All told, I probably walked 1,000 or 1,500 feet to the spot that the GPS at first told me was 400 feet away. And for a while, I felt slightly frustrated at my inability to close in on the hiding place.
But then, all of a sudden, those numbers on the device began dropping faster and faster, two and three feet for every step I took. Eventually, the frustration melted away, replaced by the building excitement of knowing I was nearing my goal.
Or so I thought. Once the GPS said I was just feet away from the cache, I finally looked up from the screen and realized I was staring at a pile of boulders the size of a sedan. So I peered into the cracks and crevices. I gently moved some of the smaller rocks, looking for something — anything — that looked as if it didn't belong.

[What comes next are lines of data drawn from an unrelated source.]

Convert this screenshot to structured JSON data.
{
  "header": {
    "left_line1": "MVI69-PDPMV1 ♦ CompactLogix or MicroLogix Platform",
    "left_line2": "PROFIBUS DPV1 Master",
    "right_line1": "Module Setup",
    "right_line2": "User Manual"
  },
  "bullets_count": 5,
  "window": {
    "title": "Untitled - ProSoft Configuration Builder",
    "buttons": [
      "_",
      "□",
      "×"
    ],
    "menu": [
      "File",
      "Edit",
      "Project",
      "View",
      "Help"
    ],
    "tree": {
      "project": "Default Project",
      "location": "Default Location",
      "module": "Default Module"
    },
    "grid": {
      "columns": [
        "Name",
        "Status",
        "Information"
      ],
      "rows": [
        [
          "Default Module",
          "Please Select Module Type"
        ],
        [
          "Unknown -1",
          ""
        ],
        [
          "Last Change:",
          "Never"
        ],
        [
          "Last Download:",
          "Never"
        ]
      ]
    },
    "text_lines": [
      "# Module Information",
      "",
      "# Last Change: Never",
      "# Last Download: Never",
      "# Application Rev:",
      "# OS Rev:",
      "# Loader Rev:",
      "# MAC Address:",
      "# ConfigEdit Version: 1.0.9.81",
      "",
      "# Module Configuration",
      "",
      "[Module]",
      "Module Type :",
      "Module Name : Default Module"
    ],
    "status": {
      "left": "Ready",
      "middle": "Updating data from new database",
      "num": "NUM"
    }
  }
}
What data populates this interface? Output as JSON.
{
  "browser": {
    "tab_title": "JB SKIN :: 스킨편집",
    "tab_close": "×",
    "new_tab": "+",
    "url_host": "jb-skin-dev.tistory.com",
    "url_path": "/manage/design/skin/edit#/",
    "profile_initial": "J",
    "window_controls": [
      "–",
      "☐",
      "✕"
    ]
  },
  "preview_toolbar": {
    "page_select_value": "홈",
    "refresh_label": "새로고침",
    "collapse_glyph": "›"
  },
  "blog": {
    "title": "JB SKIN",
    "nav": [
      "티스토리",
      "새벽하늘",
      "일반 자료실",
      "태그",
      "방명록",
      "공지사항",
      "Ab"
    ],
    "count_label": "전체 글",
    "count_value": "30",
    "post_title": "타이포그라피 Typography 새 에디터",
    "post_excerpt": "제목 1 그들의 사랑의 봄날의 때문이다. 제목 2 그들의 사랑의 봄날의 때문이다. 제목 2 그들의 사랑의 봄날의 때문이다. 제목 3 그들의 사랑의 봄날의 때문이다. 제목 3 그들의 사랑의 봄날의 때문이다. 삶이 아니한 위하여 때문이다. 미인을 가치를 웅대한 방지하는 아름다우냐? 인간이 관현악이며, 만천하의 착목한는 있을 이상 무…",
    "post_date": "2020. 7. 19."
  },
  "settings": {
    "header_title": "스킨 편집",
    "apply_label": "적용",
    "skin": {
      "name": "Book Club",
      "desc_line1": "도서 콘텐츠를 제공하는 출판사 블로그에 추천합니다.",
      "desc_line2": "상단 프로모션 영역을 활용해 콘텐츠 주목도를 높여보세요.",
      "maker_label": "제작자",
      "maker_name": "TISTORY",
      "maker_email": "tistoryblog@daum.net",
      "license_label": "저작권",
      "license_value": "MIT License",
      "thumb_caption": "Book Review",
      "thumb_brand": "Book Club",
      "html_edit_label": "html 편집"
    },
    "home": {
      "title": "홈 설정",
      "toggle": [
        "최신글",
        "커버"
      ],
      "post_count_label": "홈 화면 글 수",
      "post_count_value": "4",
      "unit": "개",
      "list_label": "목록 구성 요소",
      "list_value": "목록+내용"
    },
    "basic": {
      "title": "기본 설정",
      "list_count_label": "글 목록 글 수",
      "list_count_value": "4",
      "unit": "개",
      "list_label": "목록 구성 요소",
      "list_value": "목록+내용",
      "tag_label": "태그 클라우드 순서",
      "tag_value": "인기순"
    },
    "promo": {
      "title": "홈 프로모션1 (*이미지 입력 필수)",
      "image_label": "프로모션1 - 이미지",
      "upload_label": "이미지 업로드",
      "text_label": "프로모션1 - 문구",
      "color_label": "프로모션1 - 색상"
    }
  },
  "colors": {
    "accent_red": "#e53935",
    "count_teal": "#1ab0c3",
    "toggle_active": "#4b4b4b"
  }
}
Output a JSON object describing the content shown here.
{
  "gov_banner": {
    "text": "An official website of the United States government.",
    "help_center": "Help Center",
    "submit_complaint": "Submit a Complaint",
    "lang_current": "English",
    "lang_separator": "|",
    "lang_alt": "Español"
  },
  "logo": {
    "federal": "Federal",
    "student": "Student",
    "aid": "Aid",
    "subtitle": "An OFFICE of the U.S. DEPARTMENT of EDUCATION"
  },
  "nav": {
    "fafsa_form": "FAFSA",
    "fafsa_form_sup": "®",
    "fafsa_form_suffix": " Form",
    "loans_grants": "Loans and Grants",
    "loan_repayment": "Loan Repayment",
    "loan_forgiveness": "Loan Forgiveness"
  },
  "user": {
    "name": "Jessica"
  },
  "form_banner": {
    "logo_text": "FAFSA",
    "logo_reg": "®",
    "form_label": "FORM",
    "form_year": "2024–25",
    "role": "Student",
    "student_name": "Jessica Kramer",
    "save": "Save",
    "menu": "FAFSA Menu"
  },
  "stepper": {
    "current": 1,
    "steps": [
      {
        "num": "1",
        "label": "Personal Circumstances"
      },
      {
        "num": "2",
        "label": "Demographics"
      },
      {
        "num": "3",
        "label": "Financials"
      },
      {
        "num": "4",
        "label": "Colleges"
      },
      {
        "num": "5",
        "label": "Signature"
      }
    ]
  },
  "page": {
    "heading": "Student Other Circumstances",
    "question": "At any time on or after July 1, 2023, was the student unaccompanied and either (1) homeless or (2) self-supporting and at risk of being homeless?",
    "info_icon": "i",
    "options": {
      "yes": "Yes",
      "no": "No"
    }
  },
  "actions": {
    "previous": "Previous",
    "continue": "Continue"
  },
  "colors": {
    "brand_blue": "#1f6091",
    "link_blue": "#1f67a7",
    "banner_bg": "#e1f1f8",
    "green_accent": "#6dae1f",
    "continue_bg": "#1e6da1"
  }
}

And there it was, perched in a dark spot and shielded by some very strategically placed rocks: a glint of blue plastic. Even in this litter-laden ravine, it appeared out of place.
Inside the box was a mishmash of trinkets and children's toys, plus a small book and pen so I could log my visit. The log is the common trait among all geocaches, because what fun is finding something if you can't let those who arrive after you know you were there first?
From there, my geocaching day was a mixed bag. But then, I'm kind of impatient. If you like a good challenge and you're more determined than I am, you're going to have a blast.
Anyway, I hopped in my car and drove toward the Old Mill District to look for a small cache in a juniper tree. I never found it. And I've always been more of a Tom Petty fan than a poking-myself-with-branches kind of guy, so I headed over to Old Bend to search for a cache called “Last Cache With Mary Jane.” (It's a play on a Petty song title.)
My GPS led me to an intersection lined with a few different piles of rocks, and I could feel the frustration bubbling up again as I left no stone unturned, but also never found a thing. However, when I saw a rock that looked a little funny, and then I picked up that rock and realized it wasn't a rock at all, but a container designed to look like a rock, I let out an involuntary laugh at the cleverness of it all.
Again, this fake rock contained nothing of real value. Unless, of course, you count the sense of accomplishment that came with its discovery.
You see, for me, geocaching is a bit like golf. On the golf course, that one good, solid stroke of the ball can offset an entire afternoon of lousy shots. And in geocaching, you can spend half your morning getting stabbed by a juniper tree for no apparent reason, only to feel the exhilarating payoff of picking up a fake rock and realizing that, at least for a moment, you've won the game.